Wer den Wind sät

Michael Lüders: Was westliche Politik im Orient anrichtet

Dazu über das Buch von Lüders:

Hier Auszüge aus dem Text der Sendung "Titel Thesen Temperamente":
Titel Thesen Temperamente trifft den Islamwissenschaftler und Nahost-Experten Michael Lüders in Berlin. Der fanatische Islam, der Terror, die brutale Gewalt des IS: Das ganze Desaster wäre nicht in der Welt ohne die fatalen Interventionen des Westens innerhalb der letzten 60 Jahre, sagt Lüders: "Wenn man sich die Verhältnisse in der Region, im Nahen und Mittleren Osten anschaut, Stichwort: Entstehung der Taliban, Stichwort: Entstehung des Islamischen Staates, von Al Quaida. Die Spuren führen immer in Richtung Washington, in Richtung amerikanischer Politik."

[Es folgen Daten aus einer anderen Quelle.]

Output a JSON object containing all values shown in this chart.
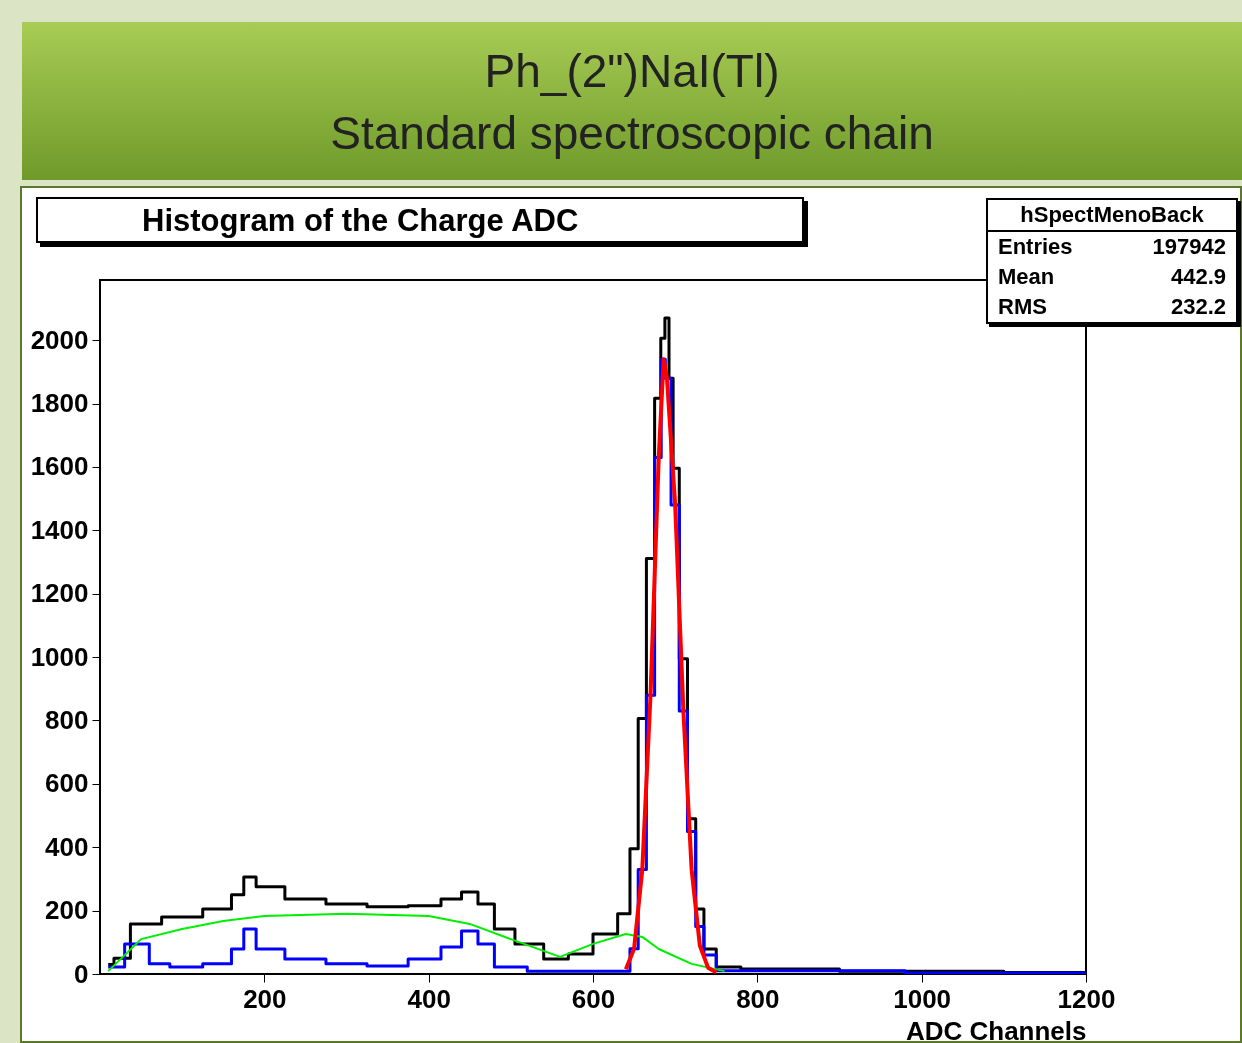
{
  "chart_data": {
    "type": "line",
    "title": "Histogram of the Charge ADC",
    "xlabel": "ADC Channels",
    "annotations": [
      "Ph_(2\")NaI(Tl)",
      "Standard spectroscopic chain",
      "hSpectMenoBack",
      "Entries",
      "197942",
      "Mean",
      "442.9",
      "RMS",
      "232.2"
    ],
    "xlim": [
      0,
      1200
    ],
    "ylim": [
      0,
      2190
    ],
    "xticks": [
      200,
      400,
      600,
      800,
      1000,
      1200
    ],
    "yticks": [
      0,
      200,
      400,
      600,
      800,
      1000,
      1200,
      1400,
      1600,
      1800,
      2000
    ],
    "grid": false,
    "series": [
      {
        "type": "step",
        "color": "#000000",
        "x": [
          10,
          24,
          50,
          100,
          150,
          170,
          180,
          200,
          250,
          300,
          350,
          400,
          430,
          450,
          470,
          490,
          520,
          560,
          580,
          620,
          640,
          650,
          660,
          670,
          680,
          685,
          690,
          695,
          700,
          710,
          720,
          730,
          740,
          760,
          800,
          1000,
          1200
        ],
        "values": [
          30,
          50,
          158,
          180,
          205,
          250,
          306,
          275,
          237,
          221,
          212,
          215,
          237,
          259,
          221,
          142,
          95,
          47,
          63,
          126,
          190,
          395,
          806,
          1311,
          1817,
          2006,
          2070,
          1880,
          1596,
          995,
          490,
          205,
          79,
          22,
          16,
          9,
          5
        ]
      },
      {
        "type": "step",
        "color": "#0000ff",
        "x": [
          10,
          50,
          70,
          100,
          150,
          170,
          180,
          200,
          250,
          300,
          350,
          400,
          430,
          450,
          470,
          490,
          550,
          640,
          650,
          660,
          670,
          680,
          686,
          690,
          700,
          710,
          720,
          730,
          740,
          760,
          1200
        ],
        "values": [
          22,
          95,
          32,
          22,
          32,
          79,
          142,
          79,
          47,
          32,
          25,
          47,
          85,
          136,
          95,
          22,
          9,
          9,
          80,
          330,
          880,
          1630,
          1940,
          1880,
          1480,
          830,
          450,
          150,
          60,
          10,
          3
        ]
      },
      {
        "type": "line",
        "color": "#00ee00",
        "x": [
          10,
          50,
          100,
          150,
          200,
          300,
          400,
          450,
          500,
          560,
          600,
          640,
          660,
          680,
          720,
          760
        ],
        "values": [
          9,
          110,
          142,
          167,
          183,
          190,
          183,
          158,
          110,
          54,
          95,
          126,
          117,
          79,
          32,
          9
        ]
      },
      {
        "type": "line",
        "color": "#ff0000",
        "x": [
          640,
          650,
          660,
          670,
          680,
          686,
          690,
          700,
          710,
          720,
          730,
          740,
          750
        ],
        "values": [
          15,
          80,
          330,
          880,
          1630,
          1940,
          1880,
          1480,
          830,
          330,
          90,
          20,
          5
        ]
      }
    ]
  }
}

Für die Recherche zu seinem Buch ist Lüders zurückgegangen bis in die 50er Jahre. Im Iran ereignete sich der Sündenfall schlechthin, sagt er. Es war der Sturz des ersten demokratisch gewählten Regierung und ihres Premierministers Mossadegh. Der wollte die iranische Erdölindustrie verstaatlichen. 90 Prozent des in Europa gehandelten Öls stammten damals aus dem Iran. Großbritannien sah sein Monopol auf das iranische Öl bedroht. Zusammen mit den USA brachten sie Mossadegh durch einen präzise geplanten Putsch zu Fall. Dabei war Amerika Mossadeghs großes Vorbild.
"Er war ein Bewunderer gerade der amerikanischen Demokratie", so Lüders, "namentlich von Abraham Lincoln. Das alles nützte ihm aber nichts, denn es galt als unbotmäßig, dass ein Staatschef in einem Land der Dritten Welt sich anmaß, gegen westliche Wirtschaftsinteressen politisch vorzugehen."

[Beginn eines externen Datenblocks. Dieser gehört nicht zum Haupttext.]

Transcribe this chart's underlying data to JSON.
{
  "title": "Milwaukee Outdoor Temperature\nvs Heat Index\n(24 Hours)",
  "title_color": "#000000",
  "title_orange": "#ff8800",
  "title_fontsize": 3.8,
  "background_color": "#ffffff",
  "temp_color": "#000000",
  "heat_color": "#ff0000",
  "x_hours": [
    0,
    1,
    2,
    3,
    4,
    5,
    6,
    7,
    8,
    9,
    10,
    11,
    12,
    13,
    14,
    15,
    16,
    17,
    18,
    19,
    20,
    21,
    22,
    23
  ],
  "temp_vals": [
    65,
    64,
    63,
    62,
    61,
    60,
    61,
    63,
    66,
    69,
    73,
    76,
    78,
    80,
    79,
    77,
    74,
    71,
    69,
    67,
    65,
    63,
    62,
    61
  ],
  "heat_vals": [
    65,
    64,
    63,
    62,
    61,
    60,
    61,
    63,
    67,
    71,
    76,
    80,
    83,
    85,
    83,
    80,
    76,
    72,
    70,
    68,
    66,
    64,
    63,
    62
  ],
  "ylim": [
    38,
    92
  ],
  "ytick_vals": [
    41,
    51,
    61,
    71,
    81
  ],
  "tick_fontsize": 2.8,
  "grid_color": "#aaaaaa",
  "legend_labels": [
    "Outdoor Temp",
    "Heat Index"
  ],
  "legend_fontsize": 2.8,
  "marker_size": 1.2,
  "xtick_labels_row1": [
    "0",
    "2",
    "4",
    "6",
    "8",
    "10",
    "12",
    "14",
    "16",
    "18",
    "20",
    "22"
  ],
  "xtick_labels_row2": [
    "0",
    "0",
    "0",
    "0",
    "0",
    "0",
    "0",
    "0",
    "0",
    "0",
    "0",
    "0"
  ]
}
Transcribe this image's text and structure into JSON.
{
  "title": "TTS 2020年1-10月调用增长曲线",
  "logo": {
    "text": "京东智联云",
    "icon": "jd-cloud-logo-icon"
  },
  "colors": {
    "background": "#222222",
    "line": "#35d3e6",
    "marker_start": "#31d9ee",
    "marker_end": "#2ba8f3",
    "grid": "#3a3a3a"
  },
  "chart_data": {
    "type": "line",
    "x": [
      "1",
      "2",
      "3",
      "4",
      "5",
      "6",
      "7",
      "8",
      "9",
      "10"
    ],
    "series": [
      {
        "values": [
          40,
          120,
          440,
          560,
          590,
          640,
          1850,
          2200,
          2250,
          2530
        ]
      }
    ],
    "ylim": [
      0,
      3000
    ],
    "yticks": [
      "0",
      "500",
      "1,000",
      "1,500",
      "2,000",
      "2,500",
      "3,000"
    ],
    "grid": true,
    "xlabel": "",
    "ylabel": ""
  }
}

60 Jahre später veröffentlicht die CIA Dokumente, die belegen, wie der Sturz Mossadeghs durch Großbritannien und die USA geplant wurde. Eine Erfolg versprechende Demokratie wurde zerschlagen und gegen die Diktatur des Schahs eingetauscht. 2009 räumte Präsident Obama in Kairo die Beteiligung am Putsch ein. Der gegenwärtige Präsident der USA sagt damals in seiner Rede in Kairo: "Mitten im Kalten Krieg spielten die Vereinigten Staaten eine Rolle beim Sturz einer demokratisch gewählten iranischen Regierung."
"Ohne diesen Putsch gegen Mossadegh hätte es die Islamische Revolution im Iran 1979 nicht gegeben", sagt Michael Lüders, "und diese Revolution wiederum im Iran ist Auslöser vieler anderer Probleme, nicht zuletzt des Krieges des Iraks gegen den Iran, den Saddam Hussein entfesselt hat."

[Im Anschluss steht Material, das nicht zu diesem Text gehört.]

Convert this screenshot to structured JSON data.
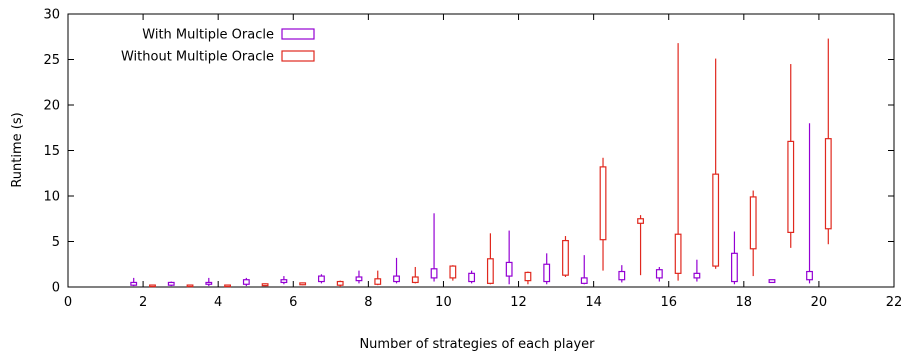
{
  "chart_data": {
    "type": "boxplot",
    "title": "",
    "xlabel": "Number of strategies of each player",
    "ylabel": "Runtime (s)",
    "xlim": [
      0,
      22
    ],
    "ylim": [
      0,
      30
    ],
    "xticks": [
      0,
      2,
      4,
      6,
      8,
      10,
      12,
      14,
      16,
      18,
      20,
      22
    ],
    "yticks": [
      0,
      5,
      10,
      15,
      20,
      25,
      30
    ],
    "grid": false,
    "legend_position": "top-left",
    "series": [
      {
        "name": "With Multiple Oracle",
        "color": "#9400d3",
        "offset": -0.25,
        "boxes": [
          {
            "x": 2,
            "min": 0.1,
            "q1": 0.2,
            "q3": 0.5,
            "max": 1.0
          },
          {
            "x": 3,
            "min": 0.1,
            "q1": 0.2,
            "q3": 0.5,
            "max": 0.6
          },
          {
            "x": 4,
            "min": 0.1,
            "q1": 0.3,
            "q3": 0.5,
            "max": 1.0
          },
          {
            "x": 5,
            "min": 0.1,
            "q1": 0.3,
            "q3": 0.8,
            "max": 1.0
          },
          {
            "x": 6,
            "min": 0.3,
            "q1": 0.5,
            "q3": 0.8,
            "max": 1.2
          },
          {
            "x": 7,
            "min": 0.4,
            "q1": 0.6,
            "q3": 1.2,
            "max": 1.4
          },
          {
            "x": 8,
            "min": 0.4,
            "q1": 0.7,
            "q3": 1.1,
            "max": 1.8
          },
          {
            "x": 9,
            "min": 0.4,
            "q1": 0.6,
            "q3": 1.2,
            "max": 3.2
          },
          {
            "x": 10,
            "min": 0.6,
            "q1": 1.0,
            "q3": 2.0,
            "max": 8.1
          },
          {
            "x": 11,
            "min": 0.4,
            "q1": 0.6,
            "q3": 1.5,
            "max": 1.8
          },
          {
            "x": 12,
            "min": 0.3,
            "q1": 1.2,
            "q3": 2.7,
            "max": 6.2
          },
          {
            "x": 13,
            "min": 0.3,
            "q1": 0.6,
            "q3": 2.5,
            "max": 3.7
          },
          {
            "x": 14,
            "min": 0.3,
            "q1": 0.4,
            "q3": 1.0,
            "max": 3.5
          },
          {
            "x": 15,
            "min": 0.5,
            "q1": 0.8,
            "q3": 1.7,
            "max": 2.4
          },
          {
            "x": 16,
            "min": 0.6,
            "q1": 1.0,
            "q3": 1.9,
            "max": 2.2
          },
          {
            "x": 17,
            "min": 0.6,
            "q1": 1.0,
            "q3": 1.5,
            "max": 3.0
          },
          {
            "x": 18,
            "min": 0.3,
            "q1": 0.6,
            "q3": 3.7,
            "max": 6.1
          },
          {
            "x": 19,
            "min": 0.5,
            "q1": 0.5,
            "q3": 0.8,
            "max": 0.8
          },
          {
            "x": 20,
            "min": 0.4,
            "q1": 0.8,
            "q3": 1.7,
            "max": 18.0
          }
        ]
      },
      {
        "name": "Without Multiple Oracle",
        "color": "#e0281e",
        "offset": 0.25,
        "boxes": [
          {
            "x": 2,
            "min": 0.0,
            "q1": 0.05,
            "q3": 0.15,
            "max": 0.2
          },
          {
            "x": 3,
            "min": 0.0,
            "q1": 0.05,
            "q3": 0.2,
            "max": 0.2
          },
          {
            "x": 4,
            "min": 0.0,
            "q1": 0.05,
            "q3": 0.2,
            "max": 0.2
          },
          {
            "x": 5,
            "min": 0.1,
            "q1": 0.15,
            "q3": 0.35,
            "max": 0.4
          },
          {
            "x": 6,
            "min": 0.2,
            "q1": 0.25,
            "q3": 0.45,
            "max": 0.5
          },
          {
            "x": 7,
            "min": 0.0,
            "q1": 0.2,
            "q3": 0.6,
            "max": 0.7
          },
          {
            "x": 8,
            "min": 0.2,
            "q1": 0.3,
            "q3": 0.9,
            "max": 1.8
          },
          {
            "x": 9,
            "min": 0.4,
            "q1": 0.5,
            "q3": 1.1,
            "max": 2.2
          },
          {
            "x": 10,
            "min": 0.7,
            "q1": 1.0,
            "q3": 2.3,
            "max": 2.4
          },
          {
            "x": 11,
            "min": 0.3,
            "q1": 0.4,
            "q3": 3.1,
            "max": 5.9
          },
          {
            "x": 12,
            "min": 0.3,
            "q1": 0.7,
            "q3": 1.6,
            "max": 1.7
          },
          {
            "x": 13,
            "min": 1.1,
            "q1": 1.3,
            "q3": 5.1,
            "max": 5.6
          },
          {
            "x": 14,
            "min": 1.8,
            "q1": 5.2,
            "q3": 13.2,
            "max": 14.2
          },
          {
            "x": 15,
            "min": 1.3,
            "q1": 7.0,
            "q3": 7.5,
            "max": 7.9
          },
          {
            "x": 16,
            "min": 0.7,
            "q1": 1.5,
            "q3": 5.8,
            "max": 26.8
          },
          {
            "x": 17,
            "min": 2.0,
            "q1": 2.3,
            "q3": 12.4,
            "max": 25.1
          },
          {
            "x": 18,
            "min": 1.2,
            "q1": 4.2,
            "q3": 9.9,
            "max": 10.6
          },
          {
            "x": 19,
            "min": 4.3,
            "q1": 6.0,
            "q3": 16.0,
            "max": 24.5
          },
          {
            "x": 20,
            "min": 4.7,
            "q1": 6.4,
            "q3": 16.3,
            "max": 27.3
          }
        ]
      }
    ]
  }
}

Die Geburtsstunde des fanatischen Islam: Mit der Iranischen Revolution kam Ayatollah Khomeini an die Macht. Sein Gegenspieler war der irakische Diktator Saddam Hussein. Hussein hätte den Krieg gegen Iran nach zwei Jahren verloren, schreibt Lüders, wäre er nicht noch sechs weitere Jahre massiv mit Geld und Waffen aus dem Westen unterstützt worden. Auch mit Giftgas, aus Deutschland: "Dieses Giftgas wurde eingesetzt im Kampf gegen iranischen Soldaten an der Front", so Lüders, "aber auch gegen die Kurden in Halabdscha 1988. Das alles war im Westen bekannt, wurde aber komplett ignoriert. Erst nachdem Saddam Hussein 1990 den Tabubruch begonnen hatte und die amerikanische Tankstelle Kuweit besetzte, hieß es auf einmal, Saddam Hussein sei ja wie ein zweiter Hitler."
Geschäftsinteressen, Geo- und Machtpolitik: Das sind defacto die Gründe für die Interventionen der USA im Nahen Osten, sagt Lüders. Amerikanische Politik folge immer den gleichen Grundmustern.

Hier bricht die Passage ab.